Using scientific machine learning for experimental bifurcation analysis of dynamic systems

TL;DR

This paper explores the use of universal differential equations combining mechanistic models with machine learning to analyze nonlinear dynamical systems, utilizing control-based continuation for comprehensive data collection.

Contribution

It introduces a novel approach integrating control-based continuation with UDE models for physical systems, assessing neural networks and Gaussian processes for improved accuracy.

Findings

Control-based continuation captures both stable and unstable limit cycles.

UDE models demonstrate promising accuracy in nonlinear system modeling.

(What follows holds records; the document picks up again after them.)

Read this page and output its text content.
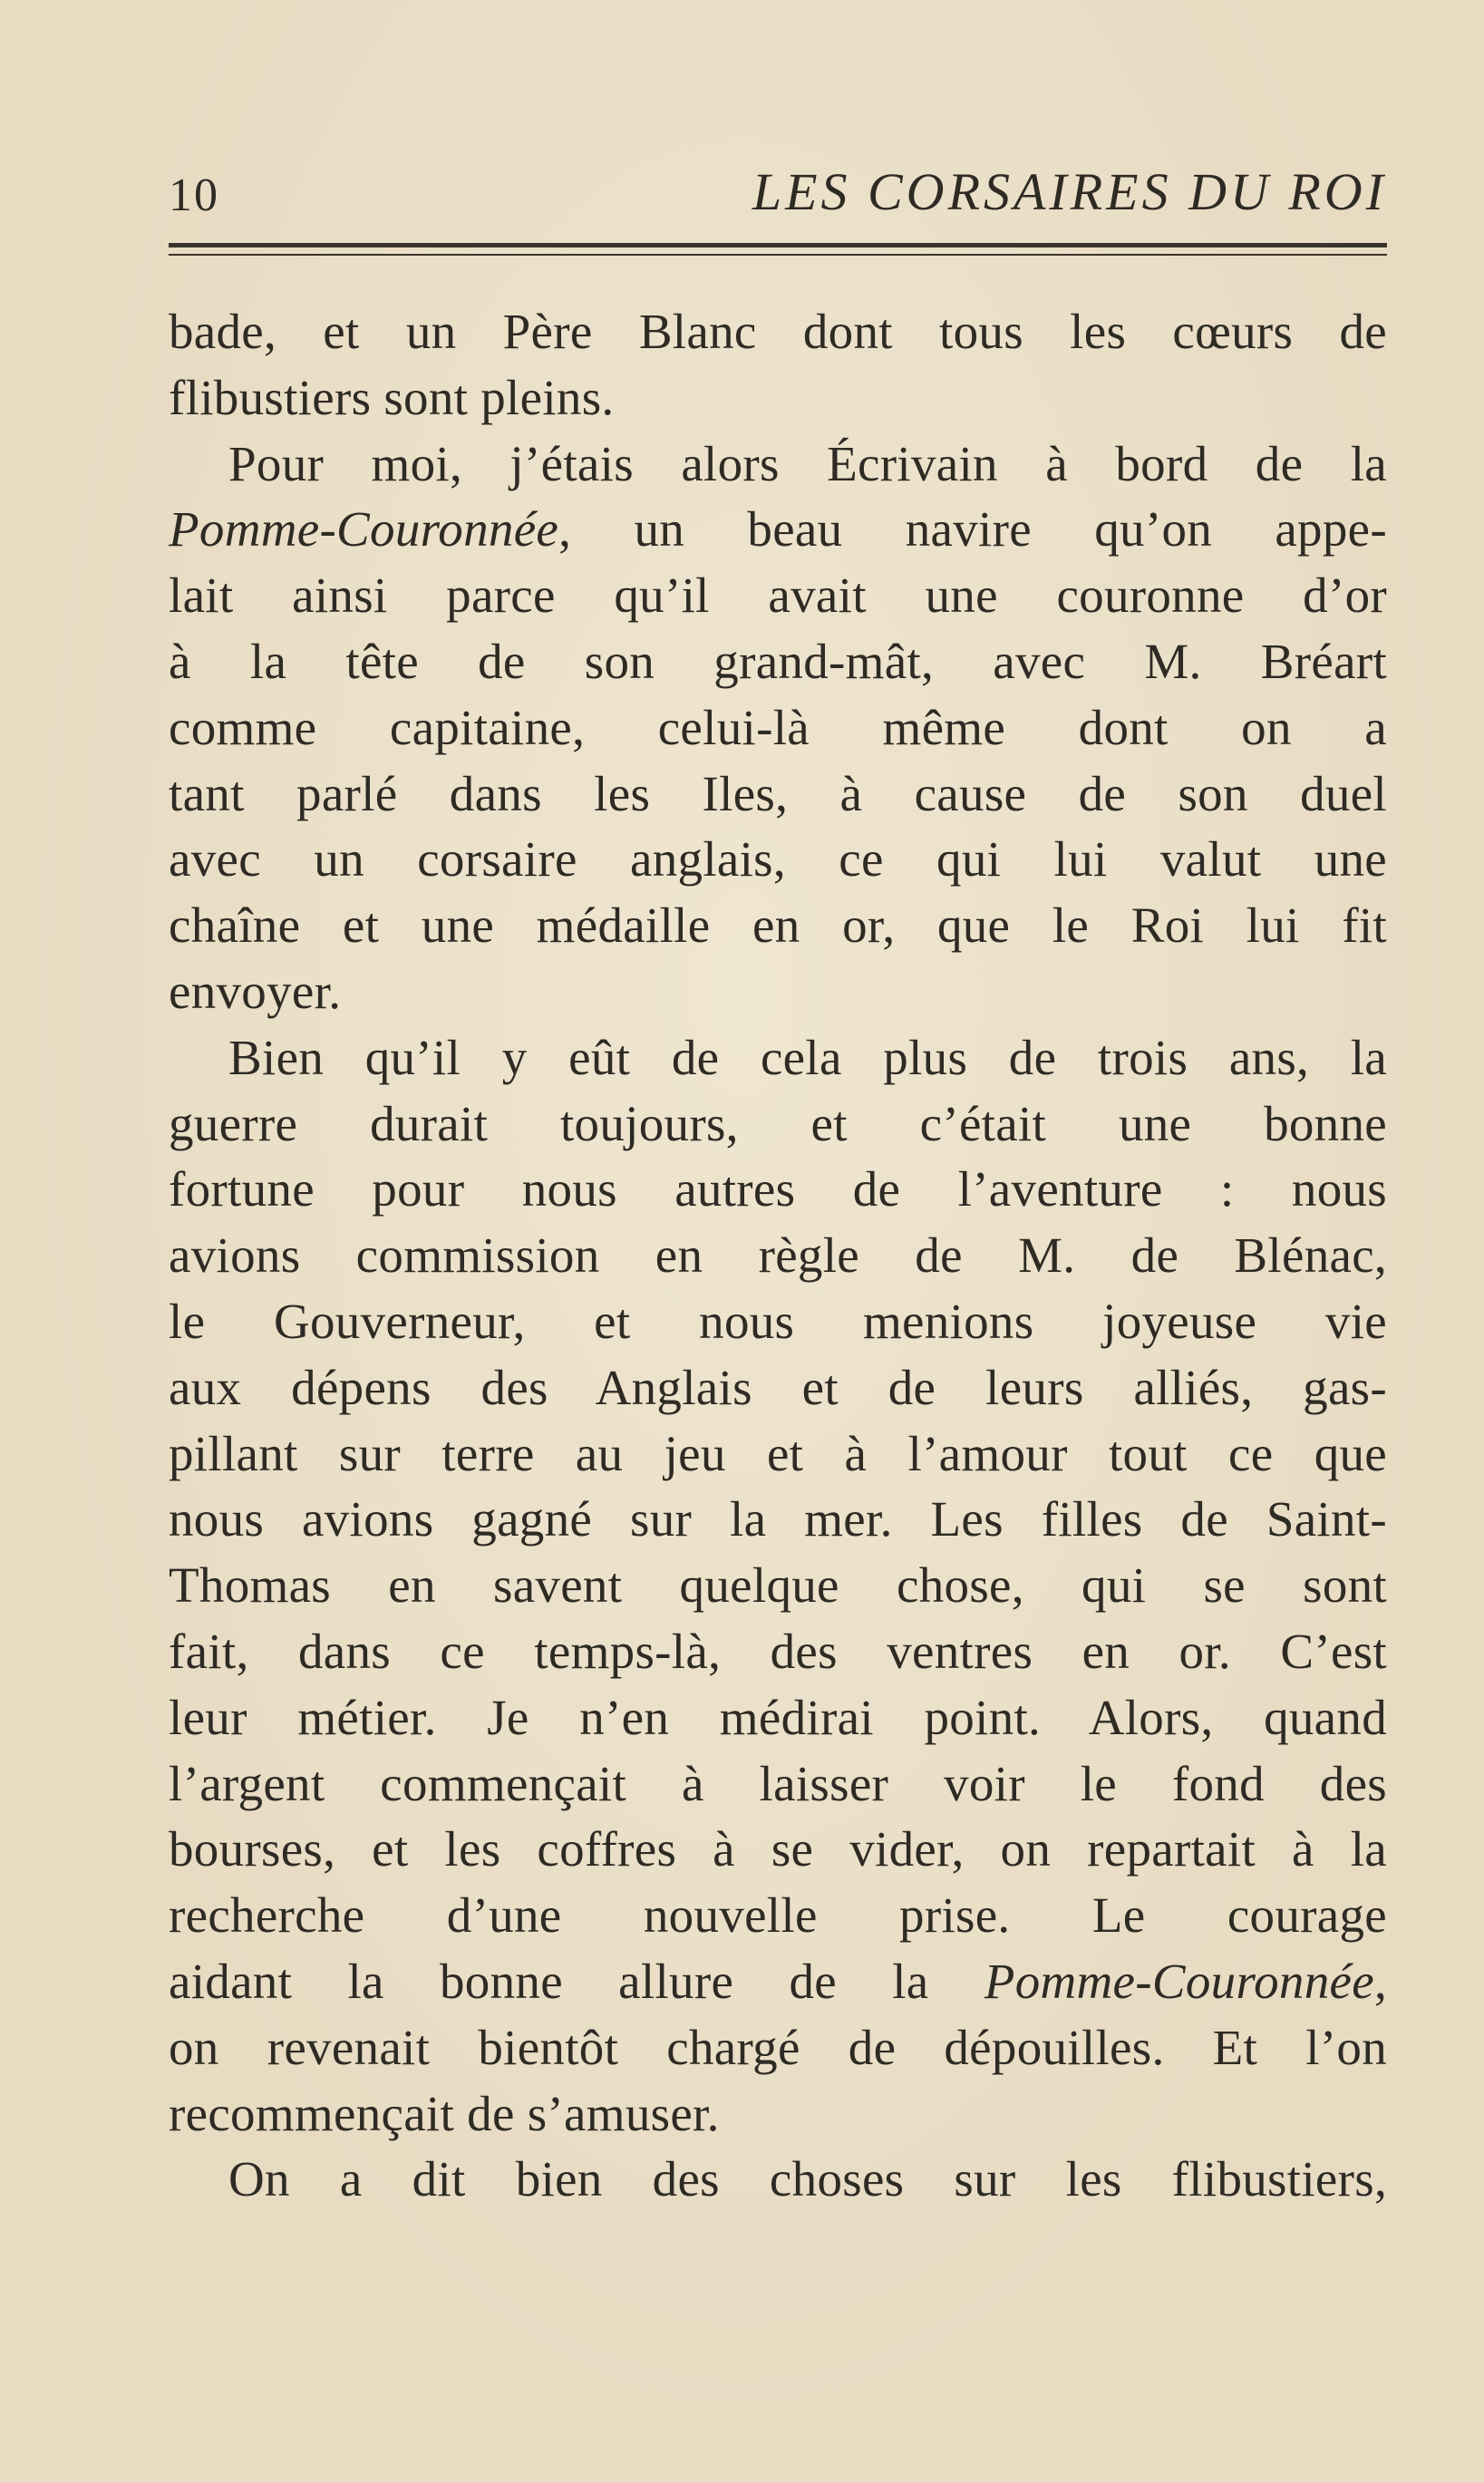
10	LES CORSAIRES DU ROI
bade, et un Père Blanc dont tous les cœurs de
flibustiers sont pleins.
Pour moi, j’étais alors Écrivain à bord de la
Pomme-Couronnée, un beau navire qu’on appe-
lait ainsi parce qu’il avait une couronne d’or
à la tête de son grand-mât, avec M. Bréart
comme capitaine, celui-là même dont on a
tant parlé dans les Iles, à cause de son duel
avec un corsaire anglais, ce qui lui valut une
chaîne et une médaille en or, que le Roi lui fit
envoyer.
Bien qu’il y eût de cela plus de trois ans, la
guerre durait toujours, et c’était une bonne
fortune pour nous autres de l’aventure : nous
avions commission en règle de M. de Blénac,
le Gouverneur, et nous menions joyeuse vie
aux dépens des Anglais et de leurs alliés, gas-
pillant sur terre au jeu et à l’amour tout ce que
nous avions gagné sur la mer. Les filles de Saint-
Thomas en savent quelque chose, qui se sont
fait, dans ce temps-là, des ventres en or. C’est
leur métier. Je n’en médirai point. Alors, quand
l’argent commençait à laisser voir le fond des
bourses, et les coffres à se vider, on repartait à la
recherche d’une nouvelle prise. Le courage
aidant la bonne allure de la Pomme-Couronnée,
on revenait bientôt chargé de dépouilles. Et l’on
recommençait de s’amuser.
On a dit bien des choses sur les flibustiers,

Identifies potential training issues and limitations of current frameworks.

Abstract

Augmenting mechanistic ordinary differential equation (ODE) models with machine-learnable structures is an novel approach to create highly accurate, low-dimensional models of engineering systems incorporating both expert knowledge and reality through measurement data. Our exploratory study focuses on training universal differential equation (UDE) models for physical nonlinear dynamical systems with limit cycles: an aerofoil undergoing flutter oscillations and an electrodynamic nonlinear oscillator. We consider examples where training data is generated by numerical simulations, whereas we also employ the proposed modelling concept to physical experiments allowing us to investigate problems with a wide range of complexity. To collect the training data, the method of control-based continuation is used as it captures not just the stable but also the unstable limit cycles of the observed system. This feature makes it possible to extract more information about the observed system than the open-loop approach (surveying the steady state response by parameter sweeps without using control) would allow. We use both neural networks and Gaussian processes as universal approximators alongside the mechanistic models to give a critical assessment of the accuracy and robustness of the UDE modelling approach. We also highlight the potential issues one may run into during the training procedure indicating the limits of the current modelling framework.